Städte und Gemeinden, die für sie neuartige Veranstaltungen planen, sollten vorab das Konzept mit den Bürgern erörtern, um für einen angemessenen Ausgleich der unterschiedlichen Belange zu sorgen, empfahl der Minister. Er unterstrich, im Vorfeld der Neuregelung mit allen betroffenen Verbänden (Schützen, Karneval, Schausteller) gesprochen zu haben. Frühere Bedenken insbesondere der Schützen, dass ihre Veranstaltungen eingeschränkt oder mit höheren Auflagen befrachtet werden sollten, hätten offenbar auf Missverständnissen beruht. Remmel: "Das ist alles nicht der Fall."

Nach drei Jahren will der Minister Bilanz ziehen und prüfen, ob Nachbesserungen nötig sind. Er betont, dass in jedem Fall die jeweilige Kommune die Entscheidungshoheit habe. Für Anwohnerklagen sei das zuständige Ordnungs- oder Umweltamt zuständig. Und Beschwerden der Anwohner sind bereits jetzt abzusehen.

Auch Hinrich-Jan Pump, Vorsitzender des Anwohnerschutzvereins Linksrheinisch Düsseldorf, denkt bereits über entsprechende Schritte nach. "Wir sind entsetzt und fassungslos", sagt er, "vor allem, weil das Ganze so furchtbar unnötig ist."

Pump lebt in Oberkassel und damit in unmittelbarer Nachbarschaft der Rheinkirmes.

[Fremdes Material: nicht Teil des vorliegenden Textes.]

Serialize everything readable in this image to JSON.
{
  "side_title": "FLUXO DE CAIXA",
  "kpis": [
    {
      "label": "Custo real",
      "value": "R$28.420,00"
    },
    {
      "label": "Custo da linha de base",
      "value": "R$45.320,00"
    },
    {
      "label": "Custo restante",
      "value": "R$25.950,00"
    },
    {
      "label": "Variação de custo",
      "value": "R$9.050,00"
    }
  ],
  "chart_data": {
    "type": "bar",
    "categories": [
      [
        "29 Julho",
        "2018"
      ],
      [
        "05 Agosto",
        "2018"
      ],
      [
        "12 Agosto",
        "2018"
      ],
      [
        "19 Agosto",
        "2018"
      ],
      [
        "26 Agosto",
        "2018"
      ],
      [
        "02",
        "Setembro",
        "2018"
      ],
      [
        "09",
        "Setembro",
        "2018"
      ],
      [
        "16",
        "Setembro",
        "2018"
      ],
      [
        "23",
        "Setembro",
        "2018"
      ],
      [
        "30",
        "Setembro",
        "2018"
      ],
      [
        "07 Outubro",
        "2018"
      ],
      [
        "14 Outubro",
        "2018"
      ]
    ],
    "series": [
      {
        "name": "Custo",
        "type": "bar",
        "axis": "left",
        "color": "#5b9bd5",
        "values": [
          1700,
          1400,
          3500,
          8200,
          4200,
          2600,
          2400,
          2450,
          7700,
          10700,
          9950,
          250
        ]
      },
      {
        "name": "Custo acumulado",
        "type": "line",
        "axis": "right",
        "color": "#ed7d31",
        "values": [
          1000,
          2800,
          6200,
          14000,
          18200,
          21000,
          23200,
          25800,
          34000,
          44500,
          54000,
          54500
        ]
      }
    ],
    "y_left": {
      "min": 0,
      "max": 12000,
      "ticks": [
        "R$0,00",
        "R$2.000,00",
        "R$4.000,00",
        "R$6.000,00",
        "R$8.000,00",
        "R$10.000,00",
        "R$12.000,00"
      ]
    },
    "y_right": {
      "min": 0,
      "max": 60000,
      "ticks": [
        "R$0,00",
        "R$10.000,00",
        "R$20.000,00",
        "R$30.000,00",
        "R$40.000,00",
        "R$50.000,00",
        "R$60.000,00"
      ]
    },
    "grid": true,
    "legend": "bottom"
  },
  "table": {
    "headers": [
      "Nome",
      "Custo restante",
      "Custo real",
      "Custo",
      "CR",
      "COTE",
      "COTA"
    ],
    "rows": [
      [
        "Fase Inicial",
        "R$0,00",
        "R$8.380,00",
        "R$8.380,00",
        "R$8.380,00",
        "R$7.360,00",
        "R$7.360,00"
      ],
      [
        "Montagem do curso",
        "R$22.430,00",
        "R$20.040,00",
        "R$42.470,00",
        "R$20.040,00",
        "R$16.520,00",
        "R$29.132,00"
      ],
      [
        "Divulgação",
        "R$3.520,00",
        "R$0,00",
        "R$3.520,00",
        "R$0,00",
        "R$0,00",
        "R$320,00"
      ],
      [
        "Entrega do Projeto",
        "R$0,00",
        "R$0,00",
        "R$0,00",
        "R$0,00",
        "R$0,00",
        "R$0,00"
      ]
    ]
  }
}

Die durfte bisher an zehn Tagen "bespielt" werden. In Zukunft könnten es 18 Tage sein. Für Pump schwer vorstellbar. Zu massiv sei der Lärm, zu groß die Parkplatznot. "Zehn Tage ließen sich so gerade überstehen", sagt Pump, "aber 18? Das muss doch nicht sein."

Bernd-Jürgen Schneider vom Städte- und Gemeindebund NRW sieht die neue Lage gelassen. "Das schafft Rechtssicherheit und dient dem Bedürfnis der Menschen nach Geselligkeit", sagte er. Vor allem im feierfreudigen Rheinland werde die Novelle sicher begrüßt. Schneider: "Wer sich aufregt, soll einfach mitmachen."

Auch die Schausteller beschwichtigen. Zwar begrüße man den Erlass, weil er existenzsichernd sei, sagte Albert Ritter, Vorsitzender der Arbeitsgemeinschaft der Schaustellerverbände in NRW. "Aber dabei geht es mehr darum, bestehende Veranstaltungen zu schützen, als neue ins Leben zu rufen", sagt er. So habe es etwa juristischen Streit um den elften Tag der Cranger Kirmes gegeben. Der sei traditionell der Bürgerabend gewesen, habe aber wegen der Klage eines Anwohners nicht mehr stattfinden dürfen. Das sei nun vom Tisch. Generell sei eine Ausweitung der Volksfeste jedoch schwer möglich, weil sich der Terminkalender zu 95 Prozent am Kirchenkalender orientiere - der Spielraum sei also gering. "Letztendlich ist das auch eine Frage des Marktes, von Angebot und Nachfrage", sagt Ritter. Darüber reguliere sich vieles. Und zu guter Letzt müsse auf ein gedeihliches Auskommen mit den Anwohnern geachtet werden.

Das ist auch Lothar Inden, Chef des St. Sebastianus Schützenvereins 1316, der die Düsseldorfer Rheinkirmes ausrichtet, wichtig. "Uns geht es auch um Verlässlichkeit. Eine längere Rheinkirmes wird es mit uns nicht geben, das ist unverrückbar."